Part 1 was more about the making of the handles, here I would love to share a little bit more about the making of the heads, how I selected the materials and what motivated those shapes.
I have worked closely with a Master Artisan, he was working on the shapes based on my designs, we talked very regularly by email with the help of my contact who was translating, It was great to know that it was always the same artisan and that with time he got to know me really well, and know exactly what I wanted.
I have a weak spot for fan shaped brushes, you’ll see quite a few in my collection, but they do not function like normal wispy fans. At this point, the whole collection is not out yet so it’s difficult to show you the whole picture. With the fans, the idea was to change a bit the way we use our make-up products. I have a lot of products that I still love but that I don’t use on a daily basis because I can’t make them work easily, they are either too difficult to pick or too time-consuming to apply. These brushes will handle a daily use but also have an editorial functionality, they could happily fit in both categories.
All the brushes had to be fitted with the best bristles for the purpose, they had to feel good on the skin. However, we all know that the softest brush is not always the one we reach for when we are in a hurry!
I was aiming for the best balance between softness and efficiency -the fewer strokes required, the better; less strokes also mean less contact or irritation.
Efficiency has been my top priority; most of us struggle to find the time to get ready in the morning, we may want to do a bit of all, from foundation to highlight or contour, not always because we need it on a daily basis but because we love it. I had the ambition to create brushes that could help us where I believed we struggled the most. For example, with shimmers and metallics, or smaller eyes or more mature skin and to achieve results fast!
I have used blue squirrel bristles for a few eye shadow brushes, there are no squirrel face brushes. The manufacture receives all the materials from their verified trusted sources. I used mostly saikoho goat bristles, those bristles are super soft on the skin, they keep their shape really nice, they endure more frequent washing and they are appropriate for all skin types. The bristles were dyed on some brushes because the dye process gives more grip to the tips and this was a necessity to achieve better results. Sometimes I used Hakutotsuho goat, either on its own or mixed with synthetic, those bristles are thicker and stronger than saikoho goat.
I have also tried to create full synthetic brushes, I did a few actually, but had to put them on hold for now. The synthetic bristles that are made in Japan today are still very expensive to produce and for the moment, I could not find in them the functionality and efficiency that I was looking for. I am not saying those bristles aren’t good, they aren’t what I am looking for today so I will come back to this option at a later stage, as soon as this becomes feasible and more affordable.

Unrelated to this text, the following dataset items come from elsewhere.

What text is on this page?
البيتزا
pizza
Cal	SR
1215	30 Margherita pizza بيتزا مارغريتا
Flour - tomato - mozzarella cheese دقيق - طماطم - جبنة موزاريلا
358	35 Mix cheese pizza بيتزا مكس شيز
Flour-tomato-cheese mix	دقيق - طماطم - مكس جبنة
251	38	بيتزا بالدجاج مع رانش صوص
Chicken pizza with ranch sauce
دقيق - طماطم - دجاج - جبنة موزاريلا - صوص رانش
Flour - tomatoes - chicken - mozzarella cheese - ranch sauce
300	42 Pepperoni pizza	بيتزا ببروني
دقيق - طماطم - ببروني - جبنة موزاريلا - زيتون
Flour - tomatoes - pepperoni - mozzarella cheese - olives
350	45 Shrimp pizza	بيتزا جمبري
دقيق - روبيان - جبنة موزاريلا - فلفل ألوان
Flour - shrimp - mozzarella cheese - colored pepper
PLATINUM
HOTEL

I did not select the type of bristle for each brush because of how the brush looked, or based on my personal favorite material, I always selected it based on the results I was aiming for.
The ferrules sometimes are curved, sometimes they aren’t, this has an impact on the functionality, sometimes it can also be to prevent the ferrule from scratching the eyes, specially when they are used so close but in most cases, using a curved ferrule -or not- does change the way a brush will work.
I have been there to see the brushes in person, I checked the quality and the shapes and was really impressed, they were so nicely shaped and consistent.
I have talked to almost all the people involved, it felt really strange to be there, this time it wasn’t just to visit and say hello! I was a bit of a pain at times because I would not compromise on anything, but they were extremely excited by the challenge and they went above and beyond, what I have asked for, they delivered 100%.
From the start to the end, they deliver the best quality possible. They check, they re-check, they improve. The amount of time spent on each brush is higher than I thought, you can only realize this when you work with them. I am happy that I can show a few pics, and you will see more in the future, either with me or with Beautylish.
For example, I know many of you are concerned with the shedding of natural brushes. All natural brushes will shed at some point, specially at the beginning, but there is a process at the very end that ensures they will shed as little as possible. The bristles that shed are “weak” or “excess” bristles, this shedding should even be more obvious in dense brushes. The brushes are checked one by one, the unnattached bristles are removed with 3 separate processes, eventually some bristles may come off later but that’s still normal and totally acceptable.
If all goes well, there will be more brushes, eye and face, I really sincerely hope that you will enjoy them so that I can keep working on them, making these brushes with the artisans and thinking of you while doing it was the best experience, you have no idea how much this means to me.
The brushes do get better with time, after some washes and some time using them, the bristles get into their final position, with an even better shape and the results should also get better. There is a learning curve with some of the brushes but I hope they are comfortable to use and that they make each application easy and special.